Mas quem não o é?
Podem me chamar de saudosista que não ligo. Gosto de preservar prendas inúteis, antigas saudades... Sou mesmo, este museu ambulante de quinquilharias, ou como citam meus íntimos: casa antiga fedendo a guardados. Mas não mentem. É isso que sou!

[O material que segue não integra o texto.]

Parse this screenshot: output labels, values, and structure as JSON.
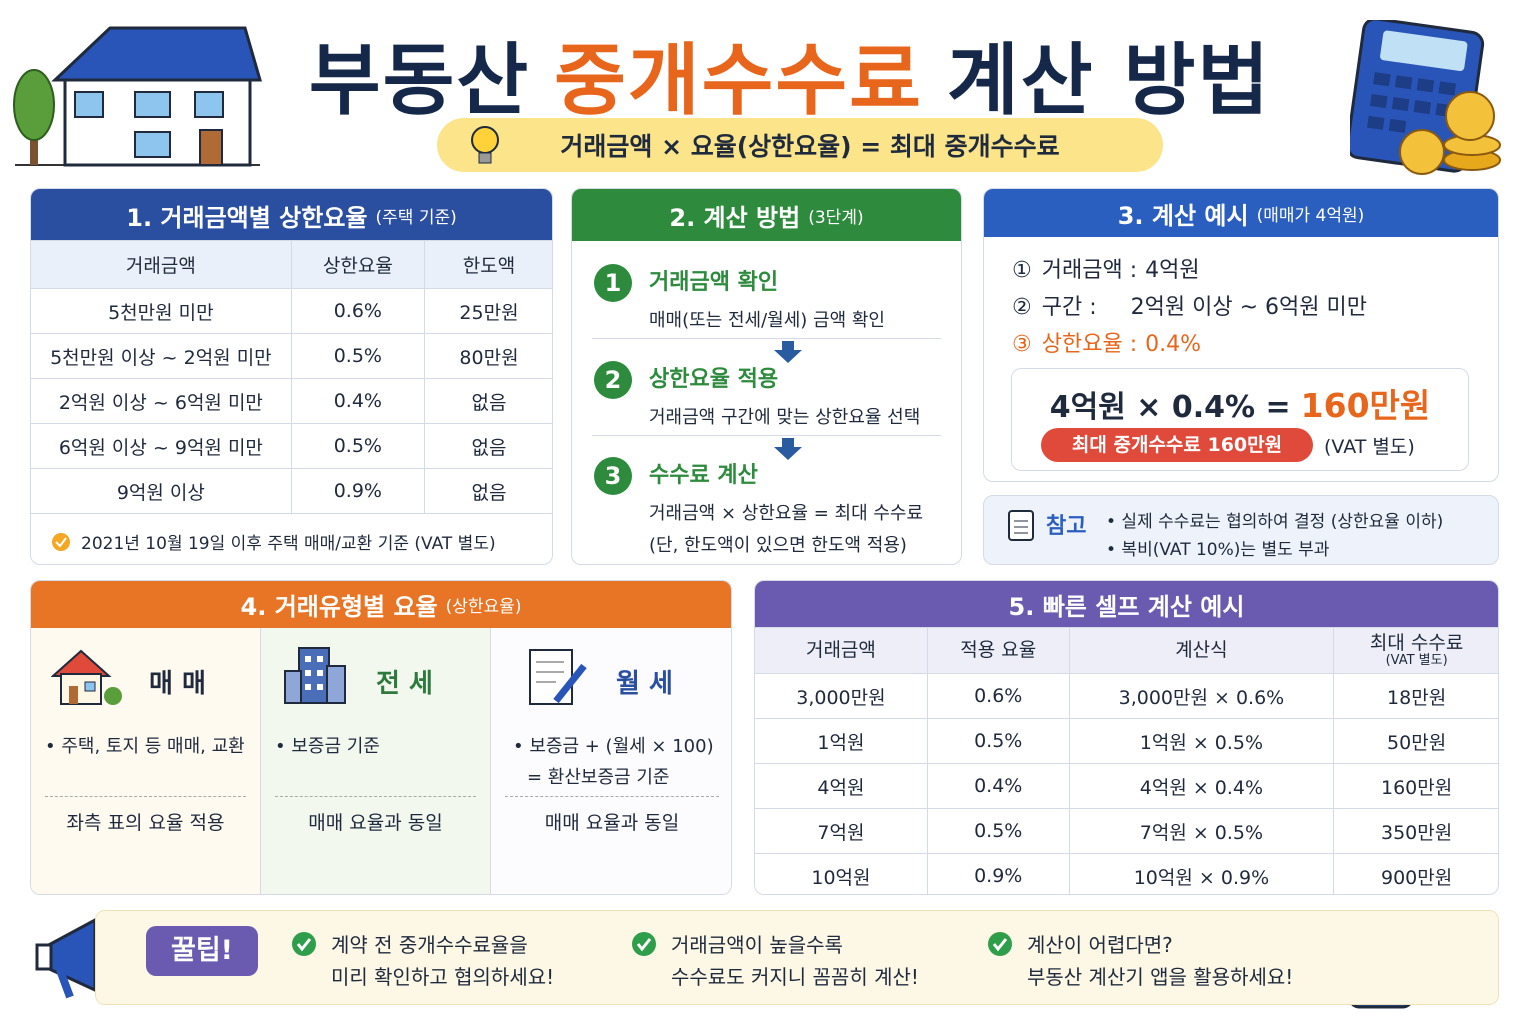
{
  "header": {
    "title_part1": "부동산",
    "title_highlight": "중개수수료",
    "title_part2": "계산 방법",
    "formula": "거래금액 × 요율(상한요율) = 최대 중개수수료"
  },
  "section1": {
    "title": "1. 거래금액별 상한요율",
    "subtitle": "(주택 기준)",
    "columns": [
      "거래금액",
      "상한요율",
      "한도액"
    ],
    "rows": [
      [
        "5천만원 미만",
        "0.6%",
        "25만원"
      ],
      [
        "5천만원 이상 ~ 2억원 미만",
        "0.5%",
        "80만원"
      ],
      [
        "2억원 이상 ~ 6억원 미만",
        "0.4%",
        "없음"
      ],
      [
        "6억원 이상 ~ 9억원 미만",
        "0.5%",
        "없음"
      ],
      [
        "9억원 이상",
        "0.9%",
        "없음"
      ]
    ],
    "note": "2021년 10월 19일 이후 주택 매매/교환 기준 (VAT 별도)"
  },
  "section2": {
    "title": "2. 계산 방법",
    "subtitle": "(3단계)",
    "steps": [
      {
        "number": "1",
        "title": "거래금액 확인",
        "lines": [
          "매매(또는 전세/월세) 금액 확인"
        ]
      },
      {
        "number": "2",
        "title": "상한요율 적용",
        "lines": [
          "거래금액 구간에 맞는 상한요율 선택"
        ]
      },
      {
        "number": "3",
        "title": "수수료 계산",
        "lines": [
          "거래금액 × 상한요율 = 최대 수수료",
          "(단, 한도액이 있으면 한도액 적용)"
        ]
      }
    ]
  },
  "section3": {
    "title": "3. 계산 예시",
    "subtitle": "(매매가 4억원)",
    "items": [
      {
        "marker": "①",
        "label": "거래금액 :",
        "value": "4억원"
      },
      {
        "marker": "②",
        "label": "구간 :",
        "value": "2억원 이상 ~ 6억원 미만"
      },
      {
        "marker": "③",
        "label": "상한요율 :",
        "value": "0.4%"
      }
    ],
    "formula": "4억원 × 0.4% =",
    "result": "160만원",
    "badge": "최대 중개수수료 160만원",
    "badge_note": "(VAT 별도)",
    "note_title": "참고",
    "notes": [
      "• 실제 수수료는 협의하여 결정 (상한요율 이하)",
      "• 복비(VAT 10%)는 별도 부과"
    ]
  },
  "section4": {
    "title": "4. 거래유형별 요율",
    "subtitle": "(상한요율)",
    "types": [
      {
        "name": "매 매",
        "bullets": [
          "• 주택, 토지 등 매매, 교환"
        ],
        "footer": "좌측 표의 요율 적용"
      },
      {
        "name": "전 세",
        "bullets": [
          "• 보증금 기준"
        ],
        "footer": "매매 요율과 동일"
      },
      {
        "name": "월 세",
        "bullets": [
          "• 보증금 + (월세 × 100)",
          "= 환산보증금 기준"
        ],
        "footer": "매매 요율과 동일"
      }
    ]
  },
  "section5": {
    "title": "5. 빠른 셀프 계산 예시",
    "columns": [
      "거래금액",
      "적용 요율",
      "계산식",
      "최대 수수료"
    ],
    "column_note": "(VAT 별도)",
    "rows": [
      [
        "3,000만원",
        "0.6%",
        "3,000만원 × 0.6%",
        "18만원"
      ],
      [
        "1억원",
        "0.5%",
        "1억원 × 0.5%",
        "50만원"
      ],
      [
        "4억원",
        "0.4%",
        "4억원 × 0.4%",
        "160만원"
      ],
      [
        "7억원",
        "0.5%",
        "7억원 × 0.5%",
        "350만원"
      ],
      [
        "10억원",
        "0.9%",
        "10억원 × 0.9%",
        "900만원"
      ]
    ]
  },
  "tips": {
    "label": "꿀팁!",
    "items": [
      [
        "계약 전 중개수수료율을",
        "미리 확인하고 협의하세요!"
      ],
      [
        "거래금액이 높을수록",
        "수수료도 커지니 꼼꼼히 계산!"
      ],
      [
        "계산이 어렵다면?",
        "부동산 계산기 앱을 활용하세요!"
      ]
    ]
  }
}
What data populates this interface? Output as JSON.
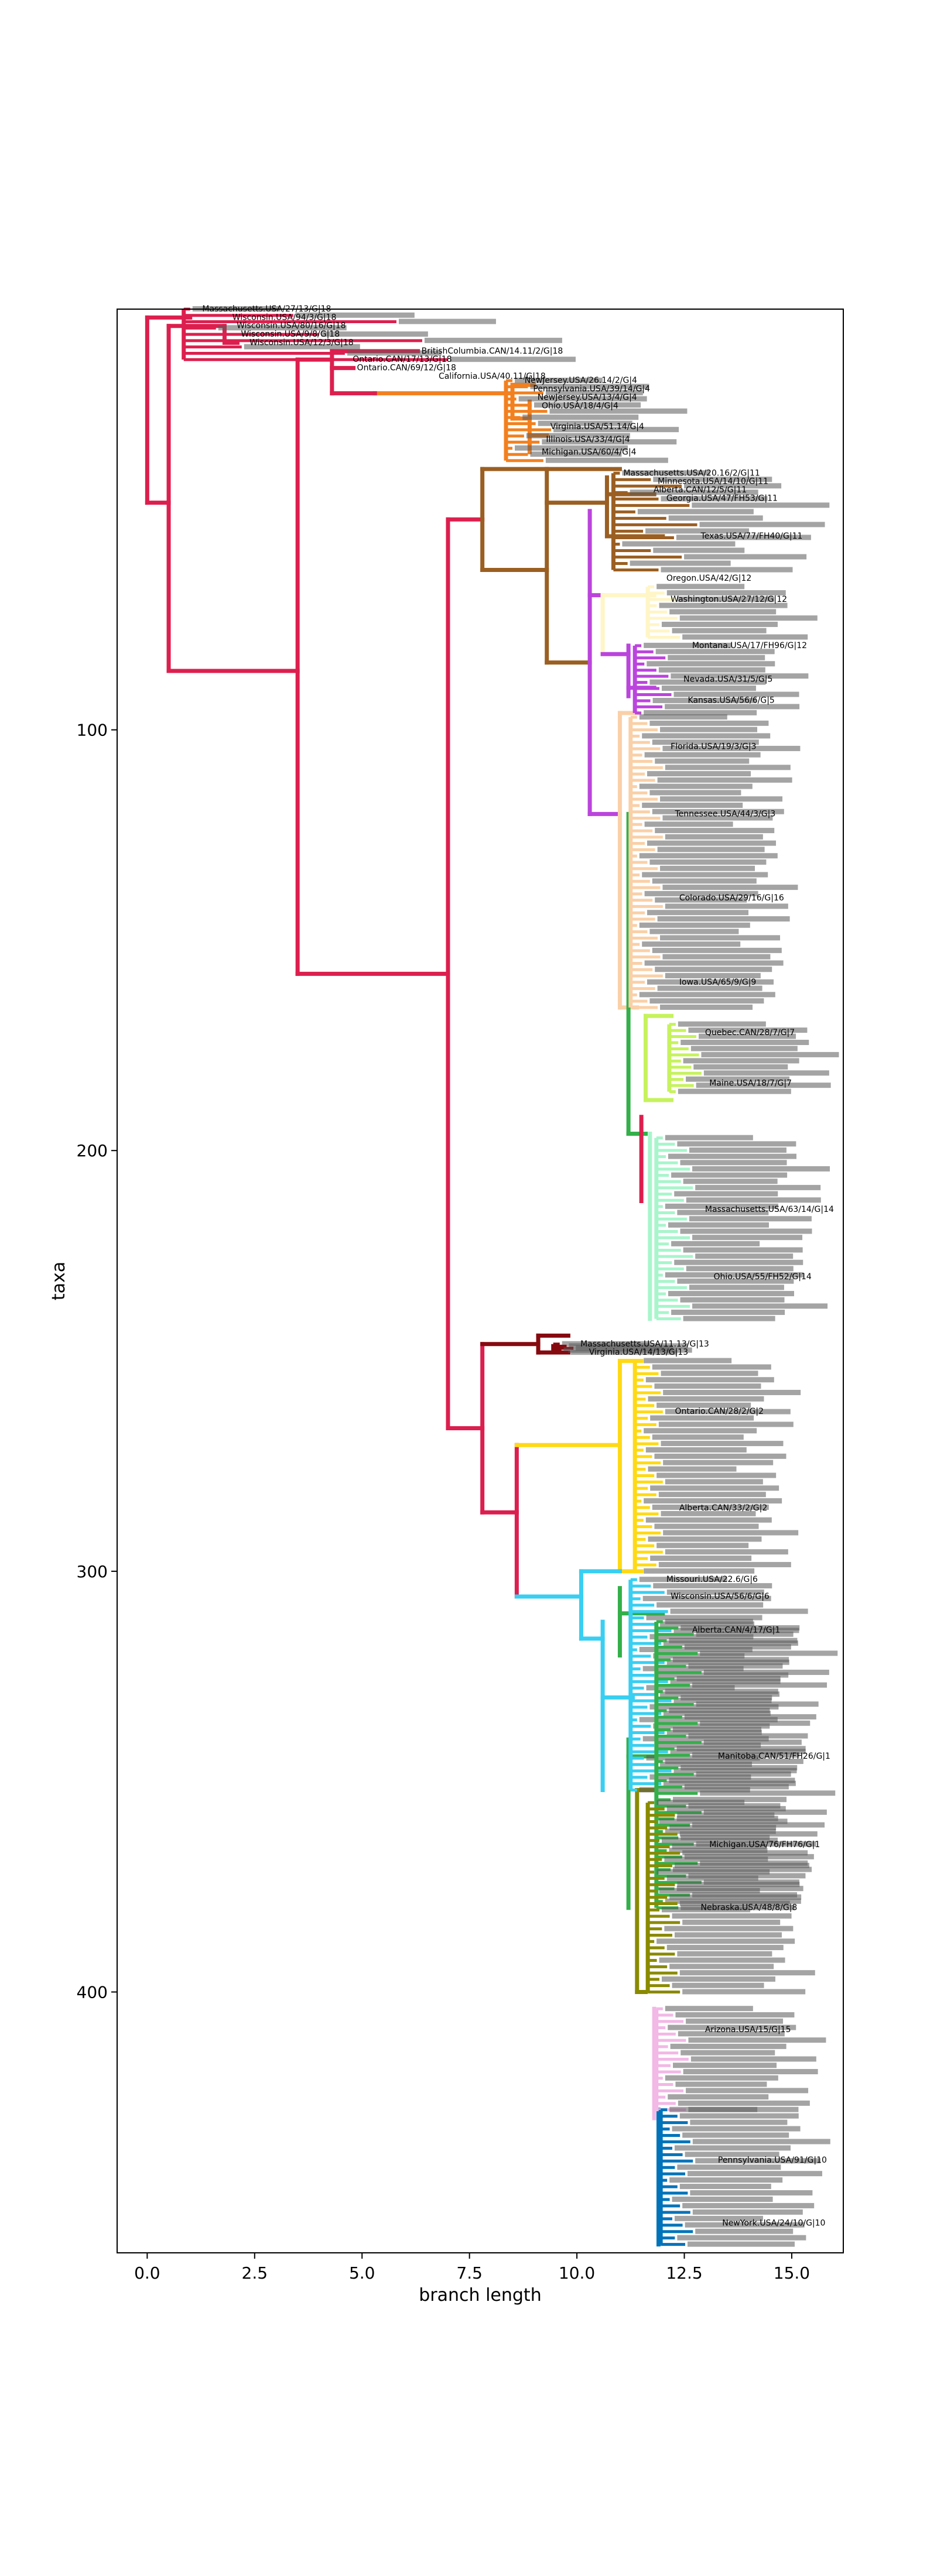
{
  "chart_data": {
    "type": "phylogenetic-tree",
    "xlabel": "branch length",
    "ylabel": "taxa",
    "xlim": [
      -0.7,
      16.2
    ],
    "ylim": [
      462,
      0
    ],
    "x_ticks": [
      0.0,
      2.5,
      5.0,
      7.5,
      10.0,
      12.5,
      15.0
    ],
    "x_tick_labels": [
      "0.0",
      "2.5",
      "5.0",
      "7.5",
      "10.0",
      "12.5",
      "15.0"
    ],
    "y_ticks": [
      100,
      200,
      300,
      400
    ],
    "y_tick_labels": [
      "100",
      "200",
      "300",
      "400"
    ],
    "grid": false,
    "legend": "none",
    "clade_colors": {
      "G18": "#dc1f4e",
      "G4": "#f2801f",
      "G11": "#9b5f22",
      "G12": "#fff5c6",
      "G5": "#bb44dd",
      "G3": "#fad0a8",
      "G16": "#4069d4",
      "G9": "#33b04a",
      "G7": "#c6f25d",
      "G14": "#a8f5cc",
      "G13": "#850a10",
      "G2": "#ffd915",
      "G6": "#38cff2",
      "G1": "#33b04a",
      "G8": "#8a8a00",
      "G15": "#f2b8e6",
      "G10": "#0073ba"
    },
    "clade_tip_ranges": [
      {
        "clade": "G18",
        "y": [
          0,
          12
        ],
        "x": [
          1.0,
          7.0
        ]
      },
      {
        "clade": "G4",
        "y": [
          17,
          36
        ],
        "x": [
          8.5,
          9.4
        ]
      },
      {
        "clade": "G11",
        "y": [
          39,
          62
        ],
        "x": [
          11.0,
          12.8
        ]
      },
      {
        "clade": "G12",
        "y": [
          66,
          78
        ],
        "x": [
          11.8,
          12.4
        ]
      },
      {
        "clade": "G5",
        "y": [
          80,
          96
        ],
        "x": [
          11.5,
          12.2
        ]
      },
      {
        "clade": "G3",
        "y": [
          97,
          166
        ],
        "x": [
          11.4,
          12.0
        ]
      },
      {
        "clade": "G7",
        "y": [
          170,
          186
        ],
        "x": [
          12.3,
          12.9
        ]
      },
      {
        "clade": "G14",
        "y": [
          197,
          240
        ],
        "x": [
          12.0,
          12.7
        ]
      },
      {
        "clade": "G13",
        "y": [
          246,
          248
        ],
        "x": [
          9.6,
          10.0
        ]
      },
      {
        "clade": "G2",
        "y": [
          250,
          300
        ],
        "x": [
          11.5,
          12.0
        ]
      },
      {
        "clade": "G6",
        "y": [
          302,
          352
        ],
        "x": [
          11.4,
          12.2
        ]
      },
      {
        "clade": "G1",
        "y": [
          312,
          380
        ],
        "x": [
          12.0,
          12.9
        ]
      },
      {
        "clade": "G8",
        "y": [
          355,
          400
        ],
        "x": [
          11.8,
          12.4
        ]
      },
      {
        "clade": "G15",
        "y": [
          404,
          428
        ],
        "x": [
          12.0,
          12.6
        ]
      },
      {
        "clade": "G10",
        "y": [
          428,
          460
        ],
        "x": [
          12.1,
          12.7
        ]
      }
    ],
    "leaf_labels": [
      {
        "text": "Massachusetts.USA/27/13/G|18",
        "x": 1.2,
        "y": 0,
        "clade": "G18"
      },
      {
        "text": "Wisconsin.USA/94/3/G|18",
        "x": 1.9,
        "y": 2,
        "clade": "G18"
      },
      {
        "text": "Wisconsin.USA/80/16/G|18",
        "x": 2.0,
        "y": 4,
        "clade": "G18"
      },
      {
        "text": "Wisconsin.USA/9/8/G|18",
        "x": 2.1,
        "y": 6,
        "clade": "G18"
      },
      {
        "text": "Wisconsin.USA/12/3/G|18",
        "x": 2.3,
        "y": 8,
        "clade": "G18"
      },
      {
        "text": "BritishColumbia.CAN/14.11/2/G|18",
        "x": 6.3,
        "y": 10,
        "clade": "G18"
      },
      {
        "text": "Ontario.CAN/17/13/G|18",
        "x": 4.7,
        "y": 12,
        "clade": "G18"
      },
      {
        "text": "Ontario.CAN/69/12/G|18",
        "x": 4.8,
        "y": 14,
        "clade": "G18"
      },
      {
        "text": "California.USA/40.11/G|18",
        "x": 6.7,
        "y": 16,
        "clade": "G18"
      },
      {
        "text": "NewJersey.USA/26.14/2/G|4",
        "x": 8.7,
        "y": 17,
        "clade": "G4"
      },
      {
        "text": "Pennsylvania.USA/39/14/G|4",
        "x": 8.9,
        "y": 19,
        "clade": "G4"
      },
      {
        "text": "NewJersey.USA/13/4/G|4",
        "x": 9.0,
        "y": 21,
        "clade": "G4"
      },
      {
        "text": "Ohio.USA/18/4/G|4",
        "x": 9.1,
        "y": 23,
        "clade": "G4"
      },
      {
        "text": "Virginia.USA/51.14/G|4",
        "x": 9.3,
        "y": 28,
        "clade": "G4"
      },
      {
        "text": "Illinois.USA/33/4/G|4",
        "x": 9.2,
        "y": 31,
        "clade": "G4"
      },
      {
        "text": "Michigan.USA/60/4/G|4",
        "x": 9.1,
        "y": 34,
        "clade": "G4"
      },
      {
        "text": "Massachusetts.USA/20.16/2/G|11",
        "x": 11.0,
        "y": 39,
        "clade": "G11"
      },
      {
        "text": "Minnesota.USA/14/10/G|11",
        "x": 11.8,
        "y": 41,
        "clade": "G11"
      },
      {
        "text": "Alberta.CAN/12/5/G|11",
        "x": 11.7,
        "y": 43,
        "clade": "G11"
      },
      {
        "text": "Georgia.USA/47/FH53/G|11",
        "x": 12.0,
        "y": 45,
        "clade": "G11"
      },
      {
        "text": "Texas.USA/77/FH40/G|11",
        "x": 12.8,
        "y": 54,
        "clade": "G11"
      },
      {
        "text": "Oregon.USA/42/G|12",
        "x": 12.0,
        "y": 64,
        "clade": "G12"
      },
      {
        "text": "Washington.USA/27/12/G|12",
        "x": 12.1,
        "y": 69,
        "clade": "G12"
      },
      {
        "text": "Montana.USA/17/FH96/G|12",
        "x": 12.6,
        "y": 80,
        "clade": "G12"
      },
      {
        "text": "Nevada.USA/31/5/G|5",
        "x": 12.4,
        "y": 88,
        "clade": "G5"
      },
      {
        "text": "Kansas.USA/56/6/G|5",
        "x": 12.5,
        "y": 93,
        "clade": "G5"
      },
      {
        "text": "Florida.USA/19/3/G|3",
        "x": 12.1,
        "y": 104,
        "clade": "G3"
      },
      {
        "text": "Tennessee.USA/44/3/G|3",
        "x": 12.2,
        "y": 120,
        "clade": "G3"
      },
      {
        "text": "Colorado.USA/29/16/G|16",
        "x": 12.3,
        "y": 140,
        "clade": "G16"
      },
      {
        "text": "Iowa.USA/65/9/G|9",
        "x": 12.3,
        "y": 160,
        "clade": "G9"
      },
      {
        "text": "Quebec.CAN/28/7/G|7",
        "x": 12.9,
        "y": 172,
        "clade": "G7"
      },
      {
        "text": "Maine.USA/18/7/G|7",
        "x": 13.0,
        "y": 184,
        "clade": "G7"
      },
      {
        "text": "Massachusetts.USA/63/14/G|14",
        "x": 12.9,
        "y": 214,
        "clade": "G14"
      },
      {
        "text": "Ohio.USA/55/FH52/G|14",
        "x": 13.1,
        "y": 230,
        "clade": "G14"
      },
      {
        "text": "Massachusetts.USA/11.13/G|13",
        "x": 10.0,
        "y": 246,
        "clade": "G13"
      },
      {
        "text": "Virginia.USA/14/13/G|13",
        "x": 10.2,
        "y": 248,
        "clade": "G13"
      },
      {
        "text": "Ontario.CAN/28/2/G|2",
        "x": 12.2,
        "y": 262,
        "clade": "G2"
      },
      {
        "text": "Alberta.CAN/33/2/G|2",
        "x": 12.3,
        "y": 285,
        "clade": "G2"
      },
      {
        "text": "Missouri.USA/22.6/G|6",
        "x": 12.0,
        "y": 302,
        "clade": "G6"
      },
      {
        "text": "Wisconsin.USA/56/6/G|6",
        "x": 12.1,
        "y": 306,
        "clade": "G6"
      },
      {
        "text": "Alberta.CAN/4/17/G|1",
        "x": 12.6,
        "y": 314,
        "clade": "G1"
      },
      {
        "text": "Manitoba.CAN/51/FH26/G|1",
        "x": 13.2,
        "y": 344,
        "clade": "G1"
      },
      {
        "text": "Michigan.USA/76/FH76/G|1",
        "x": 13.0,
        "y": 365,
        "clade": "G1"
      },
      {
        "text": "Nebraska.USA/48/8/G|8",
        "x": 12.8,
        "y": 380,
        "clade": "G8"
      },
      {
        "text": "Arizona.USA/15/G|15",
        "x": 12.9,
        "y": 409,
        "clade": "G15"
      },
      {
        "text": "Pennsylvania.USA/91/G|10",
        "x": 13.2,
        "y": 440,
        "clade": "G10"
      },
      {
        "text": "NewYork.USA/24/10/G|10",
        "x": 13.3,
        "y": 455,
        "clade": "G10"
      }
    ]
  }
}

O que fazer se nascemos assim, com mazelas estranhas e incuráveis na alma? Embora feliz com a vida que levo, confesso que nada me dá mais prazer que remexer neste meu íntimo, e tão imenso baú de lembranças vãs, somente para me deleitar com olhares e sorrisos a muito extintos... Cena que nunca deleto, é rever meu papai recostado à porta da cozinha ofegante e cansado pelo mal que o levou, cantando a inesquecível “Boemia”. De mamãe relembro ainda, o som dos dedos em mãos delicadas de pianista relaxada, saltitarem sobre a mesa, enquanto pensava e pesava a vida que não sonhou... Às tardes, enquanto varria as folhas largadas ao chão de barro de nossa casa sempre humilde, uma canção nascia. Minha mãe tinha na alma um ventre parideiro de poesias belas que nasciam assim, com tão pouco estímulo... E cantava Stela com voz afinada, eu ao coro ajustada, enquanto “teinha” dedilhava ao violão a mais nova melodia.
Ah, meu bom “mano”! Foi você o mais calado, o mais reservado em seus segredos que eu sabia e por isso meu melhor cúmplice! De ti nenhuma censura. Conselho sábio não o viu se atrever. De ti apenas sorrisos comedidos de quem quis dizer e não disse: cuidado menina tola... Não sonhe tanto pra não perder o chão! De ti ficou o gosto e o culto pela música que degustavas na sacada ao último volume, e eu nem percebia que a paixão que deixavas me agarrava trêmula de forças, a clamar por guarida.
... E neste devaneio ainda que insano, peso da vida tudo que sei e sou. Sei tudo de dor e saudade... Sou linda e perfeita por estes!